The highs differ. I can usually smell the high, which is a weird thing to say [laughs], It’s like ammonia or something similar to that. After that, it’s just the feeling of being lethargic.
Being a Type 1 diabetic, there are a lot of things that are involved. Every day isnt the same, but the more I have a routine with what I’m eating and drinking, the better. I know how many carbs, how much sugar is in each food, the amount of protein that I’m getting, and I know the way that it is going to affect my body. I’m able to manage that and give myself insulin before that to a very precise level. It also helps my body. I know when my body feels strong and healthy, usually my diabetes is better, too.
What’s a typical breakfast, lunch and dinner look like for you?
First, I start the day with a Rockin’ Protein. I’ll have a banana, some eggs and some oatmeal. That’s my morning routine. Usually, I’ll go to a workout, and I’ll have another Rockin’ Protein. Obviously, I spend a lot of calories, do a lot of things throughout the day and I’m a pretty big person that needs a lot of protein. My lunch is usually a bit lighter. I’ll have some rice, chicken, and some fruit before we go to practice. After practice, it’s another Rockin’ Protein. For dinner, I try and stay clean but it’s definitely my biggest meal because I have to replace what I’ve lost. My go-to is rice, salmon, or chicken. A salad, preferably, especially if I had fruit earlier. Before I go to bed, I’m having another Rockin’ Protein.

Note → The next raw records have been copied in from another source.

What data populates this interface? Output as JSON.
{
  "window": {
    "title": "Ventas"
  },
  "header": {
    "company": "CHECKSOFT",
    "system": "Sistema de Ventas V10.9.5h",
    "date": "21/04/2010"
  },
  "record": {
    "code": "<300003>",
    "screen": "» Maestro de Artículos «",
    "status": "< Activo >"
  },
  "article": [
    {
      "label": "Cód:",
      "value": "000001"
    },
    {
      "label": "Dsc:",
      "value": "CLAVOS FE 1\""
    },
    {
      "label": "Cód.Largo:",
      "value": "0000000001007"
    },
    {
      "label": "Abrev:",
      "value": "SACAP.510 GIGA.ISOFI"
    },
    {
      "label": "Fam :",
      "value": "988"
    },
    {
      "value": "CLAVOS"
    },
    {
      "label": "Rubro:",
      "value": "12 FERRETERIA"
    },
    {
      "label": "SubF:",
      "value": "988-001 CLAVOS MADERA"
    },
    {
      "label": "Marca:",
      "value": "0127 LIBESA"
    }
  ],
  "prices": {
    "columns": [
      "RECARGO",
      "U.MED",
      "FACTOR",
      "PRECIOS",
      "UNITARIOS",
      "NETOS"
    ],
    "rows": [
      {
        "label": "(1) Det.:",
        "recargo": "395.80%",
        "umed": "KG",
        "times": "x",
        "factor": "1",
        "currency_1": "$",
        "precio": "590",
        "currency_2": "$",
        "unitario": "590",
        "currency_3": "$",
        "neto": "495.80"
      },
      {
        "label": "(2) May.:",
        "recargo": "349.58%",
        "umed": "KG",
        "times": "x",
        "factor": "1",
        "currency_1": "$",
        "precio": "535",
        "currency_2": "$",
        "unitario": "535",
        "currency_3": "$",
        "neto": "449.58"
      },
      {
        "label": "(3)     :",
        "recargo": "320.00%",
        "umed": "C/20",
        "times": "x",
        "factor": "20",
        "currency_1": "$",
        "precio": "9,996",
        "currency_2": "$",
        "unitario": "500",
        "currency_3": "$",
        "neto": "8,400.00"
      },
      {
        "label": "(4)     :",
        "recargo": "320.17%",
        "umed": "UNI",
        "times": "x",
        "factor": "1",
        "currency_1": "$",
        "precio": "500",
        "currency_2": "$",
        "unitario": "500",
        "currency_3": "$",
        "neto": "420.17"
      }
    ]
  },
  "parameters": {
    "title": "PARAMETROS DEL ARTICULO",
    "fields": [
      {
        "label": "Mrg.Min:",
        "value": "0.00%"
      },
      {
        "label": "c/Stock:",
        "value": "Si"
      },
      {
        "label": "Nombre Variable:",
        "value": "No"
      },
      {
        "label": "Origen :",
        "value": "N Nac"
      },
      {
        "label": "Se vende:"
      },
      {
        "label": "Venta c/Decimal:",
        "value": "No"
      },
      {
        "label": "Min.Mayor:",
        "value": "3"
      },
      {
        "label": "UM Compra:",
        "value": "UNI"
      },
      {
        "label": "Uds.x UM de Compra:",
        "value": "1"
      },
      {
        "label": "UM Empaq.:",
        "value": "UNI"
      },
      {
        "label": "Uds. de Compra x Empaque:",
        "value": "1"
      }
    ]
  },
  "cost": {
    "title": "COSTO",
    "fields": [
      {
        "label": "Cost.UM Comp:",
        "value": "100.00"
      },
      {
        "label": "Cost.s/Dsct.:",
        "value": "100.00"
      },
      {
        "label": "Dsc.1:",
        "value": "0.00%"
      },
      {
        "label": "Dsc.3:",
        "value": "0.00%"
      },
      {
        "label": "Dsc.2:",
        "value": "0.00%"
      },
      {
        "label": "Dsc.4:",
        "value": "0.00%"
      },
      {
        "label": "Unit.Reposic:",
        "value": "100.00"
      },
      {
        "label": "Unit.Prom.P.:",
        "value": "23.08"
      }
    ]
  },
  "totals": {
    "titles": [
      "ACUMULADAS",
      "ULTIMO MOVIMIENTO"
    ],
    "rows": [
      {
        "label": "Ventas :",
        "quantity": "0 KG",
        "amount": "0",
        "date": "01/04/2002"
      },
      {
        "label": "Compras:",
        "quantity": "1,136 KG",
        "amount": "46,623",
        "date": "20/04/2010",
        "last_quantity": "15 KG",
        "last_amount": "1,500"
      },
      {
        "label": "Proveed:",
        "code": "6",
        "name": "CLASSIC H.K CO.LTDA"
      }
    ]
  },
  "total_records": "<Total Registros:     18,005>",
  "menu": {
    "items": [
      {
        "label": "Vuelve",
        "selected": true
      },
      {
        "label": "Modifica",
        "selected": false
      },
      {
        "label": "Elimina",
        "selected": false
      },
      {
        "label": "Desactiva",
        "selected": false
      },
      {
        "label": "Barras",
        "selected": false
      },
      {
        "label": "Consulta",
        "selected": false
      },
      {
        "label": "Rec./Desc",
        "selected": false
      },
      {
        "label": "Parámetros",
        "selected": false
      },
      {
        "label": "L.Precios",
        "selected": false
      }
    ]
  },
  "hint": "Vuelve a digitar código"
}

With all the data you have from a performance perspective, has been there a food you had to eliminate because of how it made you feel?
I’ve noticed that I do better eating salmon, chicken, and turkey. I think I’m a little slower if I’m eating red meat and I have a game the next day. I don’t think I’m as fast or twitchy if I don’t eat a bit cleaner. I think red meat does weigh me down and that’s me being super picky and hyper-focused on my body. But I don’t have too many things that affect me like that.
What is a game day ritual you have to do to make sure you’re comfortable when you step on the field?
I’m somewhat of a superstitious person. I wake up and my main thing is my mental. I try to keep my mental right. I try and think about the right things and to try and do the right things. I thank God for putting me in the situation that I am. To get to play this beautiful sport for a living and be able to have my last name on the back of a jersey is an incredible thing. There’s so much that I’m able to play for, so many people that I’m able to play for. There’s an entire diabetes community that I’m able to carry with me. On game days, I’m able to think about that but also do the right things when I keep my numbers in check. When it’s game day, that’s my job. I have a duty to play myself at the highest level and to show people they can do it with Type 1 diabetes also. I’m very aware of what’s going on with my body and I’m super locked in on those days.
What is your central message to those with diabetes?
If you just gotten diagnosed and you’re struggling, just know that you’re not alone, which is most important. There are other people that are going through the same thing that you’re going through. It’s going to be a change and there are things in your life that are going to be different, and you might be a little different than someone else, but that’s OK Just keep on going, keep on fighting each and every day. Don’t lose that fight or hunger.